Zuenir Ventura: “Copa não dá votos, nem tira”

De que maneira a performance do Brasil na Copa do Mundo influenciará nas eleições de outubro? Como esse resultado afetará o projeto de reeleição de Lula? “A influência é zero”, garante Carlos Augus

Até conheço quem não gosta de futebol e que em dia de jogo da Seleção vai para o cinema, para a praia ou simplesmente passeia pelas ruas, aproveitando que as cidades ficam vazias inclusive dos bandidos, que nessas horas também preferem a televisão. A regra, porém, é gostar de futebol – gostar, não, ser fanático. Só que isso parecia ser apenas no Brasil, onde o antigamente chamado “esporte bretão” mistura várias emoções: cívica, religiosa, patriótica, carnavalesca. A síntese foi dada, pra variar, por Nelson Rodrigues: a seleção é “a pátria de chuteiras”. A Copa de 2006 provou que não acontece só com a nossa pátria, mas praticamente com todas.

A grande surpresa nesse quesito foi a Alemanha. Como imaginá-la se comportando tal qual o Brasil? Pessoas empunhando a bandeira nas ruas? Nem pensar. Ou pior, pensava-se, sim, mas em algo traumático, nas atrocidades cometidas pelo nazismo, acompanhadas da manipulação dos símbolos nacionais. “A Copa já mudou a Alemanha”, escreveu Graça Magalhães-Ruether, correspondente do “Globo” lá, no início da competição. “Mesmo quem não é fanático por futebol tem exibido a bandeira alemã na entrada de casa, nos carros ou nas bicicletas.”

O colunista Ancelmo Góis também se impressionou com o que viu logo depois da vitória alemã sobre o Equador por 3 x 0: “Acredite. Parecia um pouco – pela alegria, pelo entusiasmo e pelo patriotismo – as cidades brasileiras depois de uma vitória de nosso time.” Ele conclamava o “pessoal de ciências políticas” para refletir melhor sobre isso, concluindo que o futebol estava devolvendo ao povo alemão “um pouco de amor à pátria” e ajudando-o a enfrentar sua “crise de auto-estima e vergonha” em conseqüência de um passado altamente constrangedor. Mas por que isso não aconteceu em 1974, quando a Alemanha também sediou a Copa e, mais, foi campeã?

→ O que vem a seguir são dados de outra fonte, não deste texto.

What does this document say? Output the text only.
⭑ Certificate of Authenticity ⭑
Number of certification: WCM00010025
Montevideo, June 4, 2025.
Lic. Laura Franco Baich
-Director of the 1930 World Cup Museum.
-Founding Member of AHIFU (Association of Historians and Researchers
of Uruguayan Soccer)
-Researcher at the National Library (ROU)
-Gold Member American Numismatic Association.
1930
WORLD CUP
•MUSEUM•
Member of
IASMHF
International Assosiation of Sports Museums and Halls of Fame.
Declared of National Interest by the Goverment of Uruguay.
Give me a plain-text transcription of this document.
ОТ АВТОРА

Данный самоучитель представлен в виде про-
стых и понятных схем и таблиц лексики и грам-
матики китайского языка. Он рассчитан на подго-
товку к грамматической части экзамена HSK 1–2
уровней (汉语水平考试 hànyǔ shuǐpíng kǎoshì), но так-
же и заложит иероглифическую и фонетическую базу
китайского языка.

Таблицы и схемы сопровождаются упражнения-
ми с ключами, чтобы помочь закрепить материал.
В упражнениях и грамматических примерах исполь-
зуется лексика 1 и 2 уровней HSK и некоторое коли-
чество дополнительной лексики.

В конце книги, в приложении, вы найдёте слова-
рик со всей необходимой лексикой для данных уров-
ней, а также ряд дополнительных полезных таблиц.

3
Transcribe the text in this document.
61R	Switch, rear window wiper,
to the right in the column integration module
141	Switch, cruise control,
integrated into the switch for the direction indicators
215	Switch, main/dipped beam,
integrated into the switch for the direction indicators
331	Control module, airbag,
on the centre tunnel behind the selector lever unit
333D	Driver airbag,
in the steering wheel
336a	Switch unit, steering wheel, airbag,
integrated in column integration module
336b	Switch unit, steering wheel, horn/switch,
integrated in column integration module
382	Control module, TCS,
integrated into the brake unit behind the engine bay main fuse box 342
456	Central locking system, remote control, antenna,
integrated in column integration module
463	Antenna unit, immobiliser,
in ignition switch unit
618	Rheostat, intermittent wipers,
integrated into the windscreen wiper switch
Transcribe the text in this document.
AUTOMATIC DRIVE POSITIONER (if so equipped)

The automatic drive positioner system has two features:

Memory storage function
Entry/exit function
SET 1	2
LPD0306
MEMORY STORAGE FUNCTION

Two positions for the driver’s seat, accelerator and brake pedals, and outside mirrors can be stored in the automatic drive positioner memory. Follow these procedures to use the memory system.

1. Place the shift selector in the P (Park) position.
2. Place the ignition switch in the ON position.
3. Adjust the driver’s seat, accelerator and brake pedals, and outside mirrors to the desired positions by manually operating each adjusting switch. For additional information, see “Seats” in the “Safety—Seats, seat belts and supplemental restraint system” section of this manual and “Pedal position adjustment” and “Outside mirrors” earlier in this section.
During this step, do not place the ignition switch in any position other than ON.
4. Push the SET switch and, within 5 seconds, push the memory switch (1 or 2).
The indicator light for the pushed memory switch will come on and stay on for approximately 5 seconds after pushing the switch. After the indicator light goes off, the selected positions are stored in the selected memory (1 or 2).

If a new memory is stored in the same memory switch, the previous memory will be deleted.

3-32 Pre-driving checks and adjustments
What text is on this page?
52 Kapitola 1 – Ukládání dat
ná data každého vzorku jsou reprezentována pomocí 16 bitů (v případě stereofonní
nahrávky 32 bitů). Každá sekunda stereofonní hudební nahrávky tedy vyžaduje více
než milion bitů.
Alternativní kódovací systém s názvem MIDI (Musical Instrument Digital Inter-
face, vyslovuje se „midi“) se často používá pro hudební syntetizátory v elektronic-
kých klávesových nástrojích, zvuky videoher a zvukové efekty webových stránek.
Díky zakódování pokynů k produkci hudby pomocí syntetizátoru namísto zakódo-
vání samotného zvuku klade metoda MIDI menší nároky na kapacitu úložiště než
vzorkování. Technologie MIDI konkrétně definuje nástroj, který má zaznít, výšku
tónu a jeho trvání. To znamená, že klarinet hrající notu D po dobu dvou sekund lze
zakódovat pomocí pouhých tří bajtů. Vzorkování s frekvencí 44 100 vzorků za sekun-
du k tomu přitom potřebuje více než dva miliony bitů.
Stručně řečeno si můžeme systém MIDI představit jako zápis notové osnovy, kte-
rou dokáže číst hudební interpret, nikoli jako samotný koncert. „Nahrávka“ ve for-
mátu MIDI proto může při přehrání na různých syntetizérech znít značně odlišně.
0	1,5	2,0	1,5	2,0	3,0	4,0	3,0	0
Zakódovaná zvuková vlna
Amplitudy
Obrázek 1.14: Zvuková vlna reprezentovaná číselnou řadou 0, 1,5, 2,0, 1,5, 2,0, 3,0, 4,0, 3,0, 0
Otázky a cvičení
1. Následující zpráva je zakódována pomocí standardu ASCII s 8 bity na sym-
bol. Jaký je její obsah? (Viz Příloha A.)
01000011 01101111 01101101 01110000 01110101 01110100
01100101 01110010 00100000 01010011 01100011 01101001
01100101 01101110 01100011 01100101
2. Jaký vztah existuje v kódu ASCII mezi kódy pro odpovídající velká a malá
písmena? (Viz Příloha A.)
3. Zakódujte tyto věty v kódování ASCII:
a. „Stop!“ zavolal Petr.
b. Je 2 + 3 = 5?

Preocupada com a possibilidade de que essas saudáveis manifestações de patriotismo pudessem se transformar em atos de xenofobia contra imigrantes, Graça entrevistou o grande filósofo Peter Sloterdijk, que desfez os temores: “O que vemos na Alemanha não é nacionalismo, mas patriotismo de lazer. O uso da bandeira não é político. É um símbolo da alegria pelo futebol”. A diferença entre 2006 e 1974, segundo ele, está na forma: a alegria seria a mesma, mas não sua manifestação. Naquela época, com o país dividido, ainda havia “bloqueio” em relação aos símbolos nacionais – um pouco como aconteceu quando a nossa seleção ganhou a Copa em 1970, em pleno governo Médici, auge do regime militar.

Se o primeiro semestre de 2006 foi do futebol, o segundo será da política. De que maneira o resultado da Copa influenciará nas eleições? Como afetará o projeto de reeleição de Lula? “A influência é zero”, me garantiu Carlos Augusto Montenegro, presidente do Ibope e que conhece como poucos o comportamento do eleitor brasileiro. Alguns exemplos para reforçar sua tese: em 98, a seleção perdeu e FH se elegeu; em 2002, ganhamos e o presidente não fez o sucessor. Assim, aquela história de que um astral pós-Copa pode favorecer ou prejudicar o governo não funciona. Quem decide eleição, garante Montenegro, não é Copa, mas a economia.